1.04 DISQUALIFICATION OF BIDDER: A Bidder may be disqualified for any of the following reasons:

A.  Failure to comply with the bid requirements.  (This provision was in 600.53 but missing in 1.04 of the Instructions to Bidders.

B.  Bidder is in arrears on existing Contract with the Bureau or another state agency.

C.  Bidder is, or anticipates being, in litigation or arbitration with the Bureau or another state agency.

D.  Bidder has defaulted on a previous Contract.

     

    BOB Manual, Instructions to Bidders, Section 00100, Part 1, General, Paragraph 1.04.

Mississippi’s Public Procurement Statute requires award to the "lowest and best bidder". However, the Mississippi Courts have recognized that the lowest bid may not necessarily be the best bid. Thus, state agencies have been afforded considerable deference when deciding which contractor has submitted the "lowest and best bid". One of the areas the Mississippi Supreme Court has recognized may be considered in the evaluation of bids is a contractor’s past performance record. However, in my opinion, the Bureau’s grounds for disqualification impermissibly expand the area of inquiry by seeking to penalize a contractor for exercising its contractual right to pursue a claim against the Bureau or another state agency with which the contractor has a contract.

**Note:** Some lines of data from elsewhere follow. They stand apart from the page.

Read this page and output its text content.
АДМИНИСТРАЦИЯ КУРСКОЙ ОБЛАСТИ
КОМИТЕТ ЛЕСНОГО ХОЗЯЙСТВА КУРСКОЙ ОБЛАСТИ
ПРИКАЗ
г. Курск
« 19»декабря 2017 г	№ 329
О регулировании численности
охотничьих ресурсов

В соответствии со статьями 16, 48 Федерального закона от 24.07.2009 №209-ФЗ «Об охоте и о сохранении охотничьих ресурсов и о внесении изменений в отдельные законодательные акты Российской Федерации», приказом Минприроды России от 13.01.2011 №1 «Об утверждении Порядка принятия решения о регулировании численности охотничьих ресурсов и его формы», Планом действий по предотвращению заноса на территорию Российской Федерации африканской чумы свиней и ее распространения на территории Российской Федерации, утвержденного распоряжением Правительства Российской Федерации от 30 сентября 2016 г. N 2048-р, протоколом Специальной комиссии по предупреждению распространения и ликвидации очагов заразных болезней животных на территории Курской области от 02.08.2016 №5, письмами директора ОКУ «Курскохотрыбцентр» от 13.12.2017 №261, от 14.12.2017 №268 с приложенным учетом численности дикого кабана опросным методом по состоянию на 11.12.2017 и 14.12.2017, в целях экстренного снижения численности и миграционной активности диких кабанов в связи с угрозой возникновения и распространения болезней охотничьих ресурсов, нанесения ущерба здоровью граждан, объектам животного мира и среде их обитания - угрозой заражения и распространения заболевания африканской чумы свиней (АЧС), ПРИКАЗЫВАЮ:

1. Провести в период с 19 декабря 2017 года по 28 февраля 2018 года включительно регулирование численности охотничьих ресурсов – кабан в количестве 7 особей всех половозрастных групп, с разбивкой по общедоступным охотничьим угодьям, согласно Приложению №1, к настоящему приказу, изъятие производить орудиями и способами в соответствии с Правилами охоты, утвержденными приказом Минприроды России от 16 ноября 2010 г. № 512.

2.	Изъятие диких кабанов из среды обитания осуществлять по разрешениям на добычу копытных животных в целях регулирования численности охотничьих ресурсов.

The Bureau’s new grounds for disqualification gives it the authority to now reject a bid if the contractor "anticipates" being in litigation or arbitration. Hypothetically, this means that if a contractor has a contract with the Bureau or another state agency, writes a "claim" letter stating the contractor believes it has a right to an equitable adjustment in the contract price and/or time and subsequently submits a bid on another Bureau project, the contractor’s bid may be rejected because the letter could be construed as a sign the contractor "anticipates" being in litigation or arbitration with the Bureau. The Bureau may even require a certification as part of its bid requirements wherein the contractor must represent it does not anticipate being in litigation or arbitration with the Bureau or another state agency. The obvious intent of this provision is to discourage contractors from asserting claims against the Bureau or another state agency on construction projects. It appears the Bureau has made the decision that such draconian tactics are more effective then dealing with legitimate claims which the contractor has a right to assert under the Bureau’s contract documents.